Profession of the Subscibers
Variation of positive response w.r.t the count of the profession of the term subscribers.
j2 <- table(m1$job, m1$response)
j2 = as.data.frame.matrix(j2)
setDT(j2, keep.rownames = TRUE)[]
## rn no yes
## 1: admin. 9070 1352
## 2: blue-collar 8616 638
## 3: entrepreneur 1332 124
## 4: housemaid 954 106
## 5: management 2596 328
## 6: retired 1286 434
## 7: self-employed 1272 149
## 8: services 3646 323
## 9: student 600 275
## 10: technician 6013 730
## 11: unemployed 870 144
## 12: unknown 293 37
colnames(j2)[1] <- "job"
barplot(j2$yes, names.arg=j2$job, horiz=TRUE, las=1, cex.names=0.6, border=TRUE, xlab = "Count", main = "Profession wrt positive response", axes = "TRUE")
Subcription rate Month
n2 <- table(m1$month, m1$response)
n2 = as.data.frame.matrix(n2)
setDT(n2, keep.rownames = TRUE)[]
## rn no yes
## 1: apr 2093 539
## 2: aug 5523 655
## 3: dec 93 89
## 4: jul 6525 649
## 5: jun 4759 559
## 6: mar 270 276
## 7: may 12883 886
## 8: nov 3685 416
## 9: oct 403 315
## 10: sep 314 256
colnames(n2)[1] <- "month"
nn2 <- melt(n2[,c('month','no','yes')],id.vars = 1)

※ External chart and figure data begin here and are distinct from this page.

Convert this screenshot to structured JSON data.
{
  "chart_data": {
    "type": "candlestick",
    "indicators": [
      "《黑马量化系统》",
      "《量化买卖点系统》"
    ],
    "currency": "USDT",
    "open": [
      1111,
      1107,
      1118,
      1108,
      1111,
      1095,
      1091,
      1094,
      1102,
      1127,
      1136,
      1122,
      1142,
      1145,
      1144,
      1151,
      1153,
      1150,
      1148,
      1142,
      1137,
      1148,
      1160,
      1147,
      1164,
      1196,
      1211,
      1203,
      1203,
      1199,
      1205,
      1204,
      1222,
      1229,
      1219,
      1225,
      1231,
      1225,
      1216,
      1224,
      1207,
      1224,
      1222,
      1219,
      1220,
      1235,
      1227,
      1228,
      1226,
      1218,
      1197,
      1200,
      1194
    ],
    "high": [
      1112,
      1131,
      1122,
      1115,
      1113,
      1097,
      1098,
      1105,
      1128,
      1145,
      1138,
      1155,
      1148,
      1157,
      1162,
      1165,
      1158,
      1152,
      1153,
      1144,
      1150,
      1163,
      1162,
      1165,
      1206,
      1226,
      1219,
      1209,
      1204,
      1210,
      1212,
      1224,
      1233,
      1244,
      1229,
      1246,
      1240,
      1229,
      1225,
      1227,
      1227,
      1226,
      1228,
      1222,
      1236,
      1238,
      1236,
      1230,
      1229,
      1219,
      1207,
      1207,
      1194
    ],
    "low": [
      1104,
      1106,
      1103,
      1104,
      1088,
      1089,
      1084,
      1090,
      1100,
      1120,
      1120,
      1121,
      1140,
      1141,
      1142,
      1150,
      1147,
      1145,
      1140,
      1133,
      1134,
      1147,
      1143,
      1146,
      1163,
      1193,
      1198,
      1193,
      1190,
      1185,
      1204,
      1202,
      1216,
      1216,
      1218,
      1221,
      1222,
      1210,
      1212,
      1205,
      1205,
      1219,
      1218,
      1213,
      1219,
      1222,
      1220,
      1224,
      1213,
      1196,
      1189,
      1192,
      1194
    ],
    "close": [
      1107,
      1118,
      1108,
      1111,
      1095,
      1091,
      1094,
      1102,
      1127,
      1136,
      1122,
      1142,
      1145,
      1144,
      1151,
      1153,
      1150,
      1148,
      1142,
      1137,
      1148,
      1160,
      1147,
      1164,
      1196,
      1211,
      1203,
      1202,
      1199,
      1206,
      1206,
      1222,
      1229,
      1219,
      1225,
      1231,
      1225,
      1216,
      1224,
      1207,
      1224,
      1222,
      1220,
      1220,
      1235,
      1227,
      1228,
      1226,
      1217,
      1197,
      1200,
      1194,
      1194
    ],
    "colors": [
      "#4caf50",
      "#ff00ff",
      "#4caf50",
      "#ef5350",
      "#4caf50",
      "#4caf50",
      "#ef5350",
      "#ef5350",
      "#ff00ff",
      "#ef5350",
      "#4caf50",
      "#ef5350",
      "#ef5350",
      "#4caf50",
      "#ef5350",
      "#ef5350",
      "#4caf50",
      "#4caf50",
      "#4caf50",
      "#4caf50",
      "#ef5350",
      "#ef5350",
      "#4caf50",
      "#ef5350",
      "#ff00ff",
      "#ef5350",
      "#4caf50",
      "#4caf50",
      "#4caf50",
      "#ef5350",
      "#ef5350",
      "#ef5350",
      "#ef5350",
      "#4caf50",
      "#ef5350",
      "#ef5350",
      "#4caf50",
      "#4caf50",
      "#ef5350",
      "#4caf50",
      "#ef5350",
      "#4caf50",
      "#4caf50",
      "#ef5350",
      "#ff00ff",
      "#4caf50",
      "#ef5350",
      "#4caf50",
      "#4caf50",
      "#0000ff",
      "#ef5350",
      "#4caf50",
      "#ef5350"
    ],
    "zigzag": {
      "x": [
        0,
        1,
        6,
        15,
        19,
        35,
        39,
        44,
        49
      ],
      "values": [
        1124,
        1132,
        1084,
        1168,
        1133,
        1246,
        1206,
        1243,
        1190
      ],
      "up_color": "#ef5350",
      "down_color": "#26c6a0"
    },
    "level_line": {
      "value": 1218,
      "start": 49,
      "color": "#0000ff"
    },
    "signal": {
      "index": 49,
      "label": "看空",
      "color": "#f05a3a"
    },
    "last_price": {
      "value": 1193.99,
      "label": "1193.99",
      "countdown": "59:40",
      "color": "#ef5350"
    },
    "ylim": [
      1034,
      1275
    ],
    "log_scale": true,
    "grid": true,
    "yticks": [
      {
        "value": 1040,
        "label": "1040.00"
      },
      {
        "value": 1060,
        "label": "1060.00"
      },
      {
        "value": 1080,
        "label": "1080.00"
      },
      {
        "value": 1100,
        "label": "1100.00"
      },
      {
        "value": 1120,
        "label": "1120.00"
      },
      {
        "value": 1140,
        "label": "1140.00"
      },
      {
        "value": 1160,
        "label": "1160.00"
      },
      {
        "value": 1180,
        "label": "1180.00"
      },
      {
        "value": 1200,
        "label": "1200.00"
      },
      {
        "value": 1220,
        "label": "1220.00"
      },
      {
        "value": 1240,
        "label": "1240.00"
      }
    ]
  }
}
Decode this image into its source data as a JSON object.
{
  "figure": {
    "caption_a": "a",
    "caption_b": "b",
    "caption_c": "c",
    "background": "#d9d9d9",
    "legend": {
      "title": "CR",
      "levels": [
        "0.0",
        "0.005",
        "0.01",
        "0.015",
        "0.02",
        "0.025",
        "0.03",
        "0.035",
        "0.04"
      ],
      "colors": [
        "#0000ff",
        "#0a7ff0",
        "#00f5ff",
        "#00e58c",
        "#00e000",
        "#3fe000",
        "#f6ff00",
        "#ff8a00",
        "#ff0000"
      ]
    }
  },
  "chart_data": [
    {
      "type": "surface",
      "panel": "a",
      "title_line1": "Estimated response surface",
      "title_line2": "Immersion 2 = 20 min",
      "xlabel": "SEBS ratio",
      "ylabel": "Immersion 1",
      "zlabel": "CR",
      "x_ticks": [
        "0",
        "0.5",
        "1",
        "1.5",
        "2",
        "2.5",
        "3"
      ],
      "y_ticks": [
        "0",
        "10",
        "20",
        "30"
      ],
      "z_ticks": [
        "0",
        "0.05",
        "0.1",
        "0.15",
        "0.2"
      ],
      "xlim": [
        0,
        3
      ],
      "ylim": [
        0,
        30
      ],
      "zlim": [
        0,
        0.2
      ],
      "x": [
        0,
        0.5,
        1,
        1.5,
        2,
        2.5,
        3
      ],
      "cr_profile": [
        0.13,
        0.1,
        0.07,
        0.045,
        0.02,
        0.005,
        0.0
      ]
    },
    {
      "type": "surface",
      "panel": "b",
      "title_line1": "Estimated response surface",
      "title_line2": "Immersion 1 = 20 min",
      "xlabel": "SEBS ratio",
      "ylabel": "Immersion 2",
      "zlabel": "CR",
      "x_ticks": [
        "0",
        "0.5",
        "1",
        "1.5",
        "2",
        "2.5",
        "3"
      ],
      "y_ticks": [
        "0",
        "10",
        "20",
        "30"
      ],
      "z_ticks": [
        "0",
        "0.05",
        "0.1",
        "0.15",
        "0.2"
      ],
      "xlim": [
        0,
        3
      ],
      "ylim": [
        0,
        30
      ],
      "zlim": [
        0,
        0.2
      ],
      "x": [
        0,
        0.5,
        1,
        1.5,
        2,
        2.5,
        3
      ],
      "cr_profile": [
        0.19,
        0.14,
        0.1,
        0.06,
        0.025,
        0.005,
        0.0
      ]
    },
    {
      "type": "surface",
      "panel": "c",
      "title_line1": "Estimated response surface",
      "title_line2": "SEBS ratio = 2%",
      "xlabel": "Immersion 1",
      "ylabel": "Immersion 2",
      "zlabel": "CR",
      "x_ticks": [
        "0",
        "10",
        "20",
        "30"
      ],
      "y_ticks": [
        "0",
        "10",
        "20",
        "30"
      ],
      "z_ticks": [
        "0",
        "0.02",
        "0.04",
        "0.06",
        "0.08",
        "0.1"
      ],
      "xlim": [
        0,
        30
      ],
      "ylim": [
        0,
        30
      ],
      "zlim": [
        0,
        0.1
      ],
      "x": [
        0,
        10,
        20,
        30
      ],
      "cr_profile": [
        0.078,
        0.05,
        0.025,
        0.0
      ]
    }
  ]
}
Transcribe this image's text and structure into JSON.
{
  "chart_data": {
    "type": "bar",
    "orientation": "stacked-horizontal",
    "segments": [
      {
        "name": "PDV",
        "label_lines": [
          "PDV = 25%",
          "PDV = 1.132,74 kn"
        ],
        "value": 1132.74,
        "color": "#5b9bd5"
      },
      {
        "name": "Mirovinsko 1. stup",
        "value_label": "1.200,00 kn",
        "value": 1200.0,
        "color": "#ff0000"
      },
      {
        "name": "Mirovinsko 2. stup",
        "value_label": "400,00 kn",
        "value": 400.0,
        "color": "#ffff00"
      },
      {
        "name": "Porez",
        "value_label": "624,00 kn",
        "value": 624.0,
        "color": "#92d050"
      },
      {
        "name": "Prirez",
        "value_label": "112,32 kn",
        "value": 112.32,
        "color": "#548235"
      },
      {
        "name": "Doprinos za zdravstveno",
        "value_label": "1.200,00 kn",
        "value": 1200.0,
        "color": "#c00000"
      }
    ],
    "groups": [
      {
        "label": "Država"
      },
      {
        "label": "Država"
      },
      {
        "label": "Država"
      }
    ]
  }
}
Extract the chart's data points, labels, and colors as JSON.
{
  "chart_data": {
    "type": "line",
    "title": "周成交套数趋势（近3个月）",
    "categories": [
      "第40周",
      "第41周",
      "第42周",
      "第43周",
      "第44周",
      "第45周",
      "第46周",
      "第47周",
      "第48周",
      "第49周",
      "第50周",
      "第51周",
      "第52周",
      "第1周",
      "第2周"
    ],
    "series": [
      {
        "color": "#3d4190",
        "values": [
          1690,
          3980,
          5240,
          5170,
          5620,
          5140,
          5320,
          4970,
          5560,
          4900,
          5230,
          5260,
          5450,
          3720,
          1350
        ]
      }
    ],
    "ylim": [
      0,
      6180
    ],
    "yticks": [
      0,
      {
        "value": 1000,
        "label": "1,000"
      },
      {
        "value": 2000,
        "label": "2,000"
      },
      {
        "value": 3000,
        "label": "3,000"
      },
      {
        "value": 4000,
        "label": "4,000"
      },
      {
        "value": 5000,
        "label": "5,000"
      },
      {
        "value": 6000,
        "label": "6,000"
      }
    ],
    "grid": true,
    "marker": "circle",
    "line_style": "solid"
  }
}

piepercent1<- round(100*n2$yes/sum(n2$yes), 1)
piepercent1 <- paste(piepercent1, "%")
pie(n2$yes, labels = piepercent1, main = "Distribution of months wrt positive response", col = rainbow(length(n2$yes)))
legend("topright", c(n2$month), cex = 1.0, fill = rainbow(length(n2$yes)))
Variation of monthly subscriptions with positive response on the campaign.
Other Relevant Obsevations
table(m2$housing, m2$response) ## Shows how many clients have housing loan and has subscribed for the term deposit
##
## no yes
## no 16596 2026
## unknown 883 107
## yes 19069 2507
table(m2$loan, m2$response) ## Shows how many clients have loan and has subscribed for the term deposit
##
## no yes
## no 30100 3850
## unknown 883 107
## yes 5565 683
table(m2$default, m2$response) ## Shows how many clients have credit in default and has subscribed for the term deposit
##
## no yes
## no 28391 4197
## unknown 8154 443
## yes 3 0
Complete Analysis has been performed using R studio.